The Social Welfare Minister is out on the road, listening to people who have read her green paper on child abuse. At her first public meeting, in Kaitaia this week, Paula Bennett heard a case for providing children at school with a free lunch. A worker for the Te Aupouri Maori Trust Board told her the board had been providing lunch for 15 to 20 children at five Kaitaia schools and found it reduced thefts and truancy.
But, he said, they were ordered to stop because Ms Bennett's officials said it was not part of the board's contract with the ministry under a "social workers in schools" programme. It is easy to understand the ministry's concern. Logic says that if free lunches are made available in schools many, perhaps most, parents will save themselves the expense and bother of making one. Before very long, a school lunch would become a standard state provision, adding untold millions to the annual Budget. Food producers and nutritional watchdogs would monitor the meals and constantly ask for more.
Those are implications that policy-makers in Wellington have to consider. But it is valuable for them and their minister to get out sometimes. Te Aupouri Trust Board's social workers had simply met a need they had found. Some children were coming to school without food, or not coming to school, and stealing other pupil's food or going hungry. The social workers decided the best use of their budget was to fill a few stomachs. They were probably right.
Educationists say children who are hungry cannot learn. Teachers in some places attest to children coming to school without having had breakfast, let alone carrying a packed lunch. Doubtless there is often no excuse for parents on low incomes or benefits to neglect this basic need, many in similar circumstances have their priorities right. But the children are not to blame.
Public health professionals would likely join educationists in enthusiastically endorsing the Te Aupouri social workers' initiative. In fact health considerations would probably argue for a free school lunch for all children instead of the sugars, salts and fats that children are liable to bring from home or buy with their lunch money.

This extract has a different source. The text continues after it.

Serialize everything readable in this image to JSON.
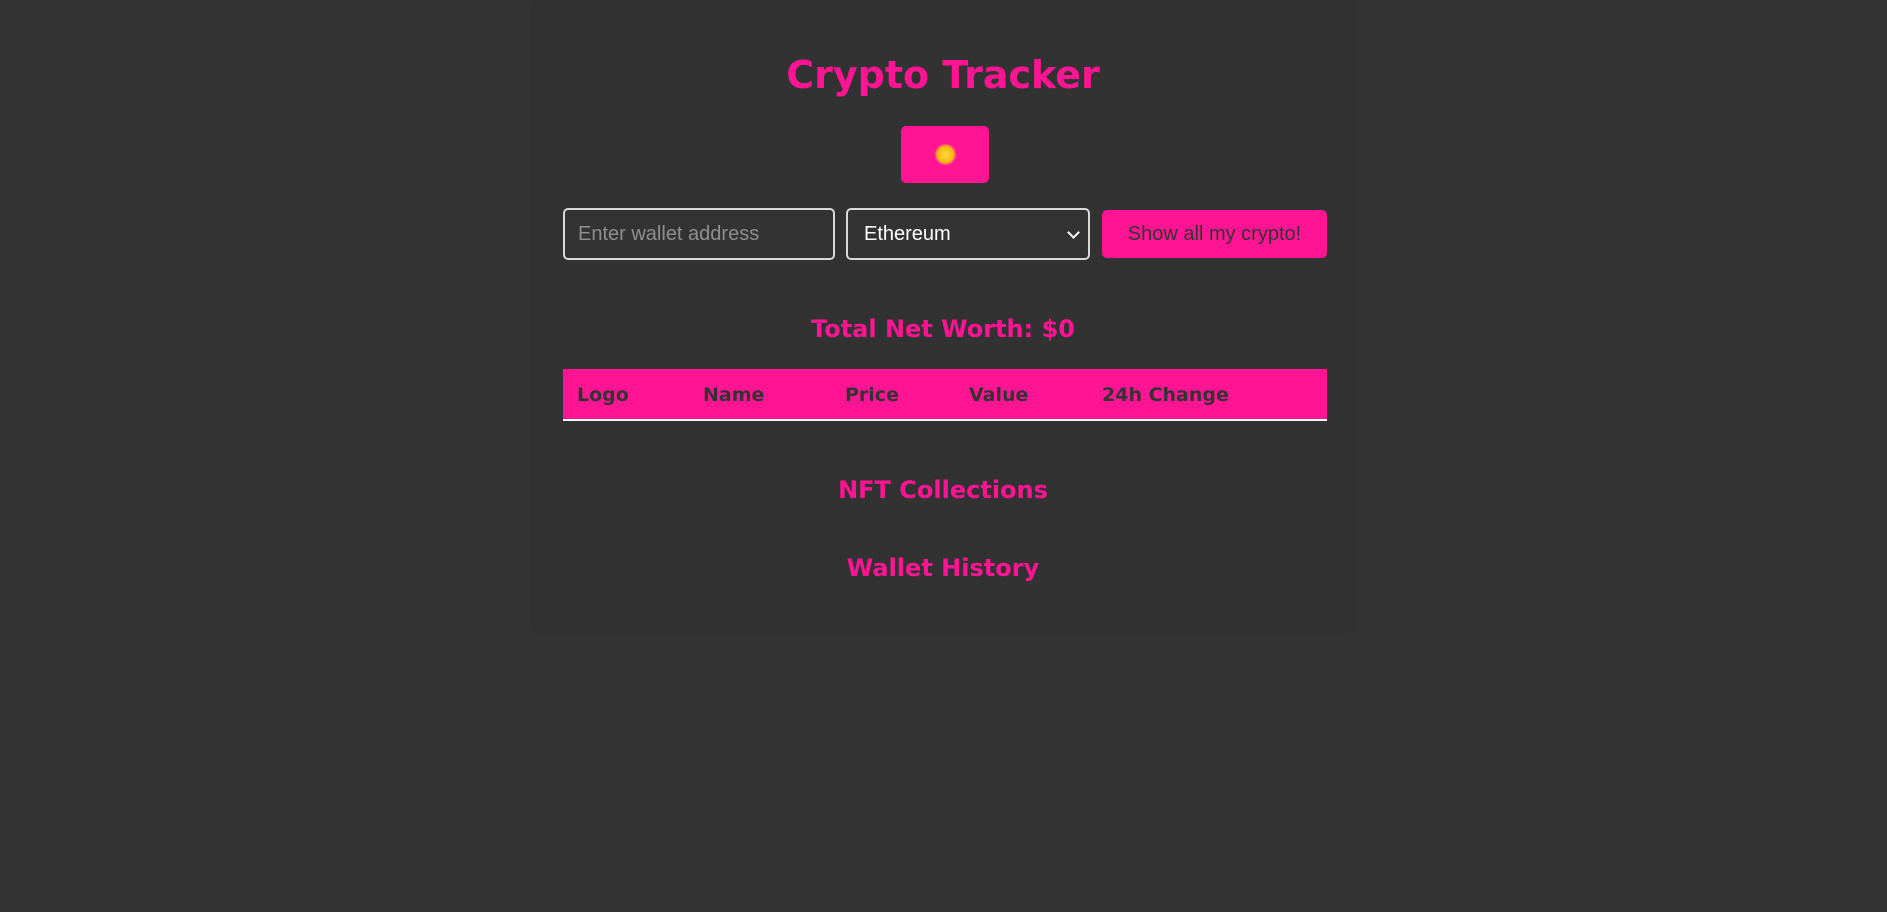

But the misgivings of Wellington's budgetary guardians are not wrong. School lunches would be a significant additional burden for taxpayers and it would be difficult to restrict them to need. Who is going to say that any child lining up for a meal does not qualify?
Universal provision would have its own problems. Whatever the nation decided to afford would never be considered enough for some needs, and in other places it would be wasted. Like the free school milk of old, the lunch would be widely scorned by those who did not really need it and maybe, peer pressure being what it is, by those who do need it.
These are problems of nationwide policy. They can be solved if policy-makers are prepared to trust local contractors such as the Te Aupouri Maori Trust Board's social services to spend a grant wisely. Where social workers find food to be the best use of money provided under a national Child Youth and Family programme in schools, let them provide lunch for those pupils who clearly need it.
Local social workers will know the families well enough to assess real need, and if they find their efforts abused or wasted, they will soon find other uses for the money. Bulk funding of contracted social services can work well, so long as results can be measured. Food for hungry pupils could surely produce a measurable improvement in their performance.
All of this might seem a long way from the subject of a green paper on children vulnerable to abuse, but the role of poverty and hunger in those children's predicament is probably another message the minister is hearing on the ground.